Ketika para pengunjung mendengar bahwa bukan tema horor barat dan Jepang yang umum di pasar, mereka menghela nafas lega. Sebenarnya, ada beberapa Rumah Hantu bertema timur di negara ini, tetapi mungkin karena anggaran dan pengalaman, efeknya kurang.
“Skenario bertema timur? Sebelumnya Anda juga menyebutkan itu adalah desa berhantu, kan? Itu sangat jarang.” Orang yang berbicara adalah wanita lain. Dia memiliki kuncir dan terlihat sangat muda. Chen Ge melirik nama wanita di disclaimer. Itu agak umum — Zhang Lan.
“Itulah mengapa saya tertarik untuk mencobanya.” Chen Ge mengumpulkan semua penafian dengan hati-hati. Rasanya seperti dia tahu mereka akan mulai digunakan pada akhirnya. “Ikut denganku. Skenario baru ada di bawah tanah.”

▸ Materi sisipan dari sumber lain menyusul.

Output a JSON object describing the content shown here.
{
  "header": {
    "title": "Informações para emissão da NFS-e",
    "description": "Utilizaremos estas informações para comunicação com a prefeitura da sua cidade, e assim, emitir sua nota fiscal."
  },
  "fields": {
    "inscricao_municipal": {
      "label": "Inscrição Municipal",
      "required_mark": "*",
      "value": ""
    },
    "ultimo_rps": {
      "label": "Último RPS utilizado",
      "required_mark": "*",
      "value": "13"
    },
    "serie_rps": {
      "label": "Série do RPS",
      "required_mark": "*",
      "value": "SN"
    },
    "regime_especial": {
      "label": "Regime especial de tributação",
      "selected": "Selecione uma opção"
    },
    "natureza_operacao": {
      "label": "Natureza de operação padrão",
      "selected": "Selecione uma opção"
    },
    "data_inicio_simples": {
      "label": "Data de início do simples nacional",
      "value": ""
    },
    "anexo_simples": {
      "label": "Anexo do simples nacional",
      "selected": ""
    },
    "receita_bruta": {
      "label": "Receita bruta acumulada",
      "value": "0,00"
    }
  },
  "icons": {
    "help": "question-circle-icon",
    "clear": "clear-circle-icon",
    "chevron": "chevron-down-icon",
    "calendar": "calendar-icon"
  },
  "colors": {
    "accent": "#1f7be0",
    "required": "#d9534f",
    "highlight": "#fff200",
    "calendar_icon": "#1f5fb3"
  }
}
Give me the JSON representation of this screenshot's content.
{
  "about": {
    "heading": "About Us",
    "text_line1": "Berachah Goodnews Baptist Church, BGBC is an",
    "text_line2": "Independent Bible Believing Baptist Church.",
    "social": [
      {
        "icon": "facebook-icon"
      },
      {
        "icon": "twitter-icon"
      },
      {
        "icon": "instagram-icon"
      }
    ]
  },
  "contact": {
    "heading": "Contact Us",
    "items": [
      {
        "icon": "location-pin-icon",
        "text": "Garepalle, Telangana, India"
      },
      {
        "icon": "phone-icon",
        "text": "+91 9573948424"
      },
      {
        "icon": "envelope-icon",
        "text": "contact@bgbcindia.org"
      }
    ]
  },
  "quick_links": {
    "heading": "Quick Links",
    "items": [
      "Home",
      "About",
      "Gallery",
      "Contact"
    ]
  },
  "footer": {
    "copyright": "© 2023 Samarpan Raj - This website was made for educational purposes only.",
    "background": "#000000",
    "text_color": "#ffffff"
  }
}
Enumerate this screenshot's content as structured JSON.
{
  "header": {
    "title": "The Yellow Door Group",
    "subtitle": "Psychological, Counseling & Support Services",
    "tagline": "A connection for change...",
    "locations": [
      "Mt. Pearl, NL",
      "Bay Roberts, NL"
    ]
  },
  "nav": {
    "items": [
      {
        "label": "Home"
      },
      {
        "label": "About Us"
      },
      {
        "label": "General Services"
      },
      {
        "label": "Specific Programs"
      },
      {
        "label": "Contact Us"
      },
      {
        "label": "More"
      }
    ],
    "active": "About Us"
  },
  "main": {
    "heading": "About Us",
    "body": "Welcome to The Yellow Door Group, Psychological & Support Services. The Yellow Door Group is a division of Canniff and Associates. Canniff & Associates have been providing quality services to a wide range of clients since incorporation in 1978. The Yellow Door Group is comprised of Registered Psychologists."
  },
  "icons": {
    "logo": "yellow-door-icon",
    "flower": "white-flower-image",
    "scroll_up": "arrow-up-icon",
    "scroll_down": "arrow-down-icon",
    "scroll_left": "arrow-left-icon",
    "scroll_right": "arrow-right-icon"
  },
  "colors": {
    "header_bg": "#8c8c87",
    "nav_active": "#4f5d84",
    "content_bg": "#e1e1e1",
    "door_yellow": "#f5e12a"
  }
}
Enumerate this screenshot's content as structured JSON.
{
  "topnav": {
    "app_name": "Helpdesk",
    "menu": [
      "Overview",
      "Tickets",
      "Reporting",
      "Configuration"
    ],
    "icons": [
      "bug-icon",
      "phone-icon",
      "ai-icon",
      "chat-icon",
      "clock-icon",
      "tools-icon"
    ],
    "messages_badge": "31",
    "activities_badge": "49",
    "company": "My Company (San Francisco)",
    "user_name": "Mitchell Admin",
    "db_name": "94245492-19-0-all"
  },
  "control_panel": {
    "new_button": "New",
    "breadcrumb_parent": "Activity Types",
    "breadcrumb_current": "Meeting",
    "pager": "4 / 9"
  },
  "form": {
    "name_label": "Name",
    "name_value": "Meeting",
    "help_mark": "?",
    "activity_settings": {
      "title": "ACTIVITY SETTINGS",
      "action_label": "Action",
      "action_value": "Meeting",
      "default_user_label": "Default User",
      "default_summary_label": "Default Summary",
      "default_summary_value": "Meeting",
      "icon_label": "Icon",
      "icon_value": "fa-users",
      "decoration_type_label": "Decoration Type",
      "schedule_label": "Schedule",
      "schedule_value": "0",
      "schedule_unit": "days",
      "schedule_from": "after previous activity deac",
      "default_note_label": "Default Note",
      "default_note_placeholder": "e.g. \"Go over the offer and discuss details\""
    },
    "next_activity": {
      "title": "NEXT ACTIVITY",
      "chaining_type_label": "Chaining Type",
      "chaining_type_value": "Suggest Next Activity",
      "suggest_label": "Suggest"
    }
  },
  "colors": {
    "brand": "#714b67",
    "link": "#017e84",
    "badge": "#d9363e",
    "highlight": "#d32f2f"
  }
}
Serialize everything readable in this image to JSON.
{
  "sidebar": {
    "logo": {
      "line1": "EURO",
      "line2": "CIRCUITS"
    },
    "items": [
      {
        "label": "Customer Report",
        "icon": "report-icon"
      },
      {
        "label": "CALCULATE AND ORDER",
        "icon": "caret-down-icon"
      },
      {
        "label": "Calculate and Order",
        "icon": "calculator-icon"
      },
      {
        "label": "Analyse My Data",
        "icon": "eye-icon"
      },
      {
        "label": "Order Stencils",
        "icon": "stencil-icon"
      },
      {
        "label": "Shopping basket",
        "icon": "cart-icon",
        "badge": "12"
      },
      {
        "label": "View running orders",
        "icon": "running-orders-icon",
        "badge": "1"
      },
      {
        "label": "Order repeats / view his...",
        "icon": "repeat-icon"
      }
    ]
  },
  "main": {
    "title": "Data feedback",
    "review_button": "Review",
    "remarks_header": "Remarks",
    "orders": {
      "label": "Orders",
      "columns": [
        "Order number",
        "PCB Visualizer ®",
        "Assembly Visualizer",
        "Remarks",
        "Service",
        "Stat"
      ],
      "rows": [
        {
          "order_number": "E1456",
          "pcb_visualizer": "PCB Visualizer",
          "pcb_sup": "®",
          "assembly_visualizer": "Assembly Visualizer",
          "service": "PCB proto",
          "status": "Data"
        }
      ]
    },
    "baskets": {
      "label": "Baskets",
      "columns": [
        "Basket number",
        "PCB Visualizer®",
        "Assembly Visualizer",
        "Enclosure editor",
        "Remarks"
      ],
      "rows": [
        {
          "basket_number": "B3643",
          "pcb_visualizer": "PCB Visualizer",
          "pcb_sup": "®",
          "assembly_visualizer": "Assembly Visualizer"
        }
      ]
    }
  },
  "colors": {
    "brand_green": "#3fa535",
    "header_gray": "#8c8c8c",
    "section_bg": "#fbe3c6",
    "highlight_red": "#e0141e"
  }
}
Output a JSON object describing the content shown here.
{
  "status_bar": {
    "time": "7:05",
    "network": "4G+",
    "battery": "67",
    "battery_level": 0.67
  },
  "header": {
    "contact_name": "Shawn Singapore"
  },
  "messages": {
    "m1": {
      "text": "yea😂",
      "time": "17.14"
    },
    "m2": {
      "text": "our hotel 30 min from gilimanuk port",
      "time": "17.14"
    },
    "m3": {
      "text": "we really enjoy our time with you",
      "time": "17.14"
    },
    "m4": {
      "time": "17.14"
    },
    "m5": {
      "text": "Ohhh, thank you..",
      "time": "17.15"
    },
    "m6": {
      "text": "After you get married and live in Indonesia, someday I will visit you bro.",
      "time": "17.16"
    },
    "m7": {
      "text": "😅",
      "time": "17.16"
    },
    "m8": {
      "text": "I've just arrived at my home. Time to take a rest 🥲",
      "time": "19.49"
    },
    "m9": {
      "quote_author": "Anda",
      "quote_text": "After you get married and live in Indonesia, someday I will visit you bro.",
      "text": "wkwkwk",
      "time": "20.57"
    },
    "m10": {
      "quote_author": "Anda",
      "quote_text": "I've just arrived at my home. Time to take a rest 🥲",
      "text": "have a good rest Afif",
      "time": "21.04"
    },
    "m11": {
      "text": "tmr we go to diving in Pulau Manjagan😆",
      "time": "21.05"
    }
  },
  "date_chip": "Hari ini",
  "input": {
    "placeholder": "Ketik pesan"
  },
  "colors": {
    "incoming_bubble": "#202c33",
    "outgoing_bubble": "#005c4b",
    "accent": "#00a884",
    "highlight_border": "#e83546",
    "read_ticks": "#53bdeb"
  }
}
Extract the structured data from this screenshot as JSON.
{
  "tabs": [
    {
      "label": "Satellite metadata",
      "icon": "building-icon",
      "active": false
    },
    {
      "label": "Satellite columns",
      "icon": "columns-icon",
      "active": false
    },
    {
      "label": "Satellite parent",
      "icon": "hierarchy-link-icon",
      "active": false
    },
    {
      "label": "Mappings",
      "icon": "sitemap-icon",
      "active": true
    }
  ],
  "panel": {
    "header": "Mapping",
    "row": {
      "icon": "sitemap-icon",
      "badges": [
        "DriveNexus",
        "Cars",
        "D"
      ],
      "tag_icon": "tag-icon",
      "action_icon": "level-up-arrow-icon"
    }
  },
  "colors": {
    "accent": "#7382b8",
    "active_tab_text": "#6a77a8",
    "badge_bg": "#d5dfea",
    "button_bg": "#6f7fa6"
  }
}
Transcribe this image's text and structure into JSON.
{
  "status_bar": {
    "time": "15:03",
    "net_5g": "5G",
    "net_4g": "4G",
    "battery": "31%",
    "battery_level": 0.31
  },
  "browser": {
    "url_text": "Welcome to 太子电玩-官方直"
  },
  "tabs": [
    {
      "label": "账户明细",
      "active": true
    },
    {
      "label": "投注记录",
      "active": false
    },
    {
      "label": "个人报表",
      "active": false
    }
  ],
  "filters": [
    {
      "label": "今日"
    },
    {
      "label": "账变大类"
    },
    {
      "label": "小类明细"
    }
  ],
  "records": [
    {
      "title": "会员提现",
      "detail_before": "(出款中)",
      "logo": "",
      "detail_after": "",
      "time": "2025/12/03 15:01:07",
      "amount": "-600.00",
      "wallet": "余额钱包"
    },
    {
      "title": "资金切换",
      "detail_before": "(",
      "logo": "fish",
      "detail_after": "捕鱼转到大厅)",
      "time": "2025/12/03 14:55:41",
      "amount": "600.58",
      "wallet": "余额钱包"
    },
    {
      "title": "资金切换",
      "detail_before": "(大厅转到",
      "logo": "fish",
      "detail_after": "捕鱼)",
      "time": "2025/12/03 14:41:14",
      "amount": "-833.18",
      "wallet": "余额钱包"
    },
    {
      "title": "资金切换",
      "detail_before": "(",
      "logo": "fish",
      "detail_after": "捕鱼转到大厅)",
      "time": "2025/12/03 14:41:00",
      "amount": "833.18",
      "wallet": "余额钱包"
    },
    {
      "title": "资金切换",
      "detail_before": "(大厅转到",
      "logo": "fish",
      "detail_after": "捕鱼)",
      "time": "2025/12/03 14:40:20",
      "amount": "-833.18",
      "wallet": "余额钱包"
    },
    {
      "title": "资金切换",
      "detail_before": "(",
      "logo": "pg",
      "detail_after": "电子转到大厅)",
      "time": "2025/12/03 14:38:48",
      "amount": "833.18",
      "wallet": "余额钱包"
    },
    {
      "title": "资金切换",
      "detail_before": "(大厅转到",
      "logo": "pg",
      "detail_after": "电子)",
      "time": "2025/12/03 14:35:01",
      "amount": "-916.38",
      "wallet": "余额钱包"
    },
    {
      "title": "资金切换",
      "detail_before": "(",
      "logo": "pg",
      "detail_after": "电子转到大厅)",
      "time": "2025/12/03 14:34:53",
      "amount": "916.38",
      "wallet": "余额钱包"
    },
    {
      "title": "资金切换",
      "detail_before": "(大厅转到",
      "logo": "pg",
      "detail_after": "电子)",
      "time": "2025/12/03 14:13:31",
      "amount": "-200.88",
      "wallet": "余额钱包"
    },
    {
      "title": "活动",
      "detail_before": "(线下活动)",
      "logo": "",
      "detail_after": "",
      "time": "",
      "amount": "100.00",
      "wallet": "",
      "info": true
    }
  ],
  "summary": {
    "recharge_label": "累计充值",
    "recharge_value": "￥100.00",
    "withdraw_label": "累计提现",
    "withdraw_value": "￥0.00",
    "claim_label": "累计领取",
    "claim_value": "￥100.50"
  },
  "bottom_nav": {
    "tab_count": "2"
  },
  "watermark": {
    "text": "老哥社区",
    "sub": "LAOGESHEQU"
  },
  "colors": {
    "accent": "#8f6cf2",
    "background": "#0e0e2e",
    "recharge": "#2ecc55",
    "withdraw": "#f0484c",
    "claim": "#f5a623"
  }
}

“Tunggu sebentar.” Wanita itu tiba-tiba berbicara. Dia adalah salah satu yang licik. Sebelum dia tiba, dia telah melihat semua informasi tentang Rumah Hantu Chen Ge. Selanjutnya, mereka menantang skenario bintang tiga, jadi dia harus berhati-hati. “Saya mendengar untuk skenario di atas dua bintang, Anda menerima tim sepuluh. Hanya ada lima dari kita sekarang; mengapa kita tidak menunggu pengunjung lain bergabung dengan kita?”
Chen Ge memikirkannya dan setuju. “Kalau begitu biarkan aku pergi melihat apakah ada pengunjung lain yang ingin bergabung.”
“Terima kasih.” Wanita itu tersenyum manis.
“Tidak apa. Rumah Hantu kami selalu mengutamakan permintaan pengunjung kami.” Chen Ge berbalik dan berjalan keluar. Setelah Chen Ge pergi, beberapa pengunjung mulai berbicara di antara mereka sendiri.
“Saudari Mao, apa yang kamu takutkan? Kami berlima telah membersihkan berapa banyak Rumah Berhantu? Pengunjung lain hanya akan menyeret kita ke bawah, ”gerutu si rambut kuning tidak puas.
“Orang ini berteman dengan Ye Xiaoxin. Aku takut dia akan menjebak kita di dalam Rumah Hantu. Jika ada pengunjung lain, dia tidak akan melakukan hal seperti itu.” Wanita itu mengeluarkan teleponnya dan menambahkan, “Pekerja itu memiliki sikap, tiga poin.”
Lima menit kemudian, Chen Ge mendorong pintu hingga terbuka. Dia memasukkan komik itu ke dalam sakunya, dan tiga orang mengikuti di belakangnya.
Dua cowok dan satu cewek.
Wanita itu sangat cantik, tetapi tubuhnya goyah. Salah satu pria itu tangan kirinya tersangkut di sakunya, dan yang lainnya mengenakan kemeja hitam, menggerutu tentang nasib buruknya baru-baru ini.
“Kau sangat beruntung. Ketiga pengunjung ini juga ingin mengunjungi skenario baru, sehingga Anda berdelapan dapat mengalaminya bersama. ” Senyuman tersungging di wajah Chen Ge seolah melayani para tamu adalah hal yang sangat membahagiakan baginya.